I’ve a coworker dealing with management of an outsourced program who is backtracking on just about everything she promised in writing, including giving the money back.
I’d love to see a similar problem used for the yet-to-be-hired programmer to figure out.
And honestly, isn’t dealing with people one of the hardest puzzles out there
Because of the nature of the situation, truthful and accurate, I can’t post my name, but I’m a regular reader.
as for other “fundamental” puzzles - perhaps the classic “conway’s game of life”? not an actual puzzle (althought you can create puzzles using it) but quite scientific and entertaining at the same time.
Einar, thanks for the correction. I didn’t quite finish writing the Eight Queens description up and I didn’t realize it before I pressed the post button.
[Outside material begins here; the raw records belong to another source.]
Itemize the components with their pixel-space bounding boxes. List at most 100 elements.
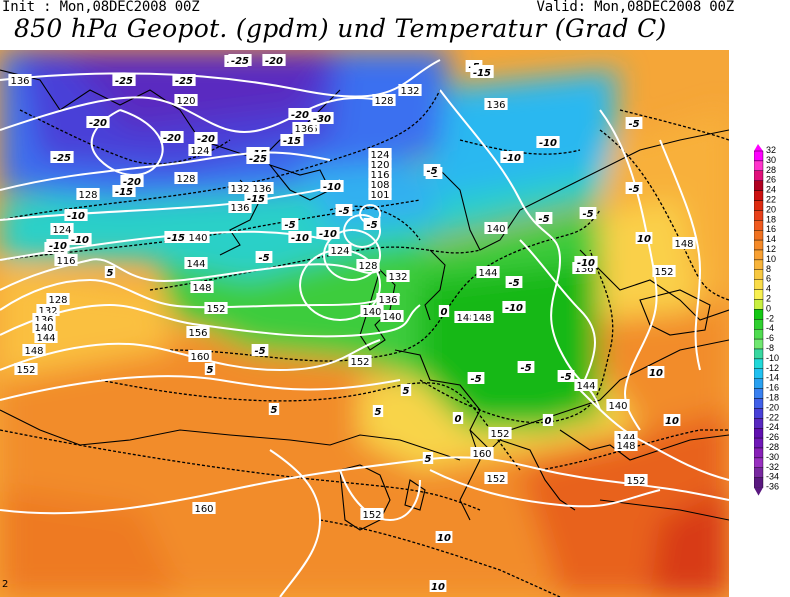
- geopotential-label: 124: [52, 225, 71, 236]
- geopotential-label: 144: [36, 333, 55, 344]
- geopotential-label: 136: [294, 124, 313, 135]
- geopotential-label: 140: [34, 323, 53, 334]
- legend-swatch: [753, 437, 764, 449]
- geopotential-label-box: [174, 94, 198, 106]
- geopotential-label-box: [174, 172, 198, 184]
- color-legend: 32 30 28 26 24 22 20 18 16 14 12 10 8 6 4 2 0 -2 -4 -6 -8 -10…: [753, 143, 788, 513]
- temperature-label-box: [500, 151, 524, 163]
- legend-tick-label: 30: [766, 155, 776, 165]
- geopotential-label-box: [328, 244, 352, 256]
- temperature-label: -5: [366, 220, 377, 231]
- legend-tick-label: -14: [766, 373, 779, 383]
- temperature-label-box: [363, 218, 381, 230]
- temperature-label: -5: [538, 214, 549, 225]
- legend-tick-label: -26: [766, 432, 779, 442]
- geopotential-label: 128: [78, 190, 97, 201]
- geopotential-label-box: [360, 508, 384, 520]
- temperature-label: -5: [338, 206, 349, 217]
- geopotential-label: 148: [456, 313, 475, 324]
- legend-swatch: [753, 249, 764, 261]
- geopotential-contour: [0, 96, 381, 133]
- temperature-label: -5: [582, 209, 593, 220]
- geopotential-label: 160: [472, 449, 491, 460]
- temperature-label-box: [438, 305, 450, 317]
- temperature-label-box: [423, 164, 441, 176]
- geopotential-label: 120: [370, 160, 389, 171]
- temperature-label-box: [663, 414, 681, 426]
- geopotential-label-box: [624, 474, 648, 486]
- geopotential-label-box: [360, 305, 384, 317]
- temperature-label: -20: [89, 118, 107, 129]
- temperature-label-box: [536, 136, 560, 148]
- geopotential-label-box: [386, 270, 410, 282]
- geopotential-label: 128: [358, 261, 377, 272]
- temperature-label-box: [288, 108, 312, 120]
- geopotential-label-box: [368, 188, 392, 200]
- legend-swatch: [753, 220, 764, 231]
- blue-zone-north: [420, 70, 620, 200]
- temperature-label: -10: [67, 211, 85, 222]
- geopotential-contour: [0, 375, 401, 401]
- geopotential-label: 132: [400, 86, 419, 97]
- legend-swatch: [753, 467, 764, 478]
- legend-swatch: [753, 269, 764, 280]
- temperature-label-box: [435, 531, 453, 543]
- geopotential-label: 140: [382, 312, 401, 323]
- geopotential-label: 152: [16, 365, 35, 376]
- legend-swatch: [753, 418, 764, 429]
- coastline: [439, 129, 729, 251]
- geopotential-label-box: [14, 363, 38, 375]
- temperature-label: -10: [49, 241, 67, 252]
- isotherm-line: [0, 429, 481, 511]
- geopotential-label-box: [368, 178, 392, 190]
- geopotential-contour: [429, 469, 661, 508]
- geopotential-label-box: [184, 257, 208, 269]
- geopotential-label-box: [34, 331, 58, 343]
- temperature-label-box: [579, 207, 597, 219]
- isotherm-line: [619, 109, 729, 141]
- geopotential-label-box: [476, 266, 500, 278]
- legend-tick-label: 0: [766, 303, 771, 313]
- temperature-label-box: [164, 231, 188, 243]
- geopotential-label-box: [188, 350, 212, 362]
- coastline: [599, 499, 729, 521]
- coastline: [559, 429, 729, 461]
- geopotential-label: 160: [194, 504, 213, 515]
- temperature-label-box: [502, 301, 526, 313]
- temperature-label-box: [470, 66, 494, 78]
- temperature-label-box: [635, 232, 653, 244]
- geopotential-label: 132: [230, 184, 249, 195]
- legend-tick-label: -24: [766, 422, 779, 432]
- geopotential-label-box: [250, 182, 274, 194]
- temperature-label-box: [557, 370, 575, 382]
- temperature-label-box: [574, 256, 598, 268]
- geopotential-label: 152: [626, 476, 645, 487]
- geopotential-label-box: [46, 293, 70, 305]
- legend-tick-label: -34: [766, 472, 779, 482]
- geopotential-label: 128: [176, 174, 195, 185]
- legend-swatch: [753, 447, 764, 459]
- temperature-label: 10: [437, 533, 451, 544]
- legend-swatch: [753, 289, 764, 300]
- geopotential-label-box: [22, 344, 46, 356]
- temperature-label-box: [46, 239, 70, 251]
- temperature-label-box: [194, 132, 218, 144]
- temperature-field: [0, 50, 729, 597]
- geopotential-label-box: [192, 502, 216, 514]
- legend-swatch: [753, 398, 764, 409]
- geopotential-label-box: [470, 311, 494, 323]
- geopotential-label-box: [204, 302, 228, 314]
- temperature-label-box: [228, 54, 252, 66]
- geopotential-label-box: [186, 326, 210, 338]
- temperature-label: -5: [508, 278, 519, 289]
- temperature-label: 5: [403, 386, 410, 397]
- geopotential-label-box: [54, 254, 78, 266]
- geopotential-label: 152: [490, 429, 509, 440]
- legend-swatch: [753, 368, 764, 379]
- geopotential-label: 136: [230, 203, 249, 214]
- isotherm-line: [169, 209, 601, 362]
- geopotential-label: 124: [370, 150, 389, 161]
- warm-zone-southwest: [0, 490, 180, 597]
- legend-swatch: [753, 428, 764, 439]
The question is not “how many queens can exist on a chessboard of a given size without attacking each other” (although that’s interesting, too).
Short of spending a day looking over the shoulder of a candidate, there really is no remotely save way to be sure that they are capable enough to hire. Gets even worse if you have to hire someone to do something that YOU YOURSELF don’t understand (aka some expert sub-field). It’s odd that programmers with their desire to solve problems haven’t come up with a decent hiring solution yet.
By the way, you forgot the “sleeping barber”, a classic programming problem to process communication and synchronicity (is that a word ?) that involves deadlocks and starvation.
The majority of developers to develop CRUD apps for IT shops, but there’s still a good number of us out there who work on more complex systems… embedded environments, physics simulations, routing, graphics, protocols, kernels, etc. I’ll be the first to say that solving these puzzles goes a LONG way toward success in those environments. I use this stuff every day.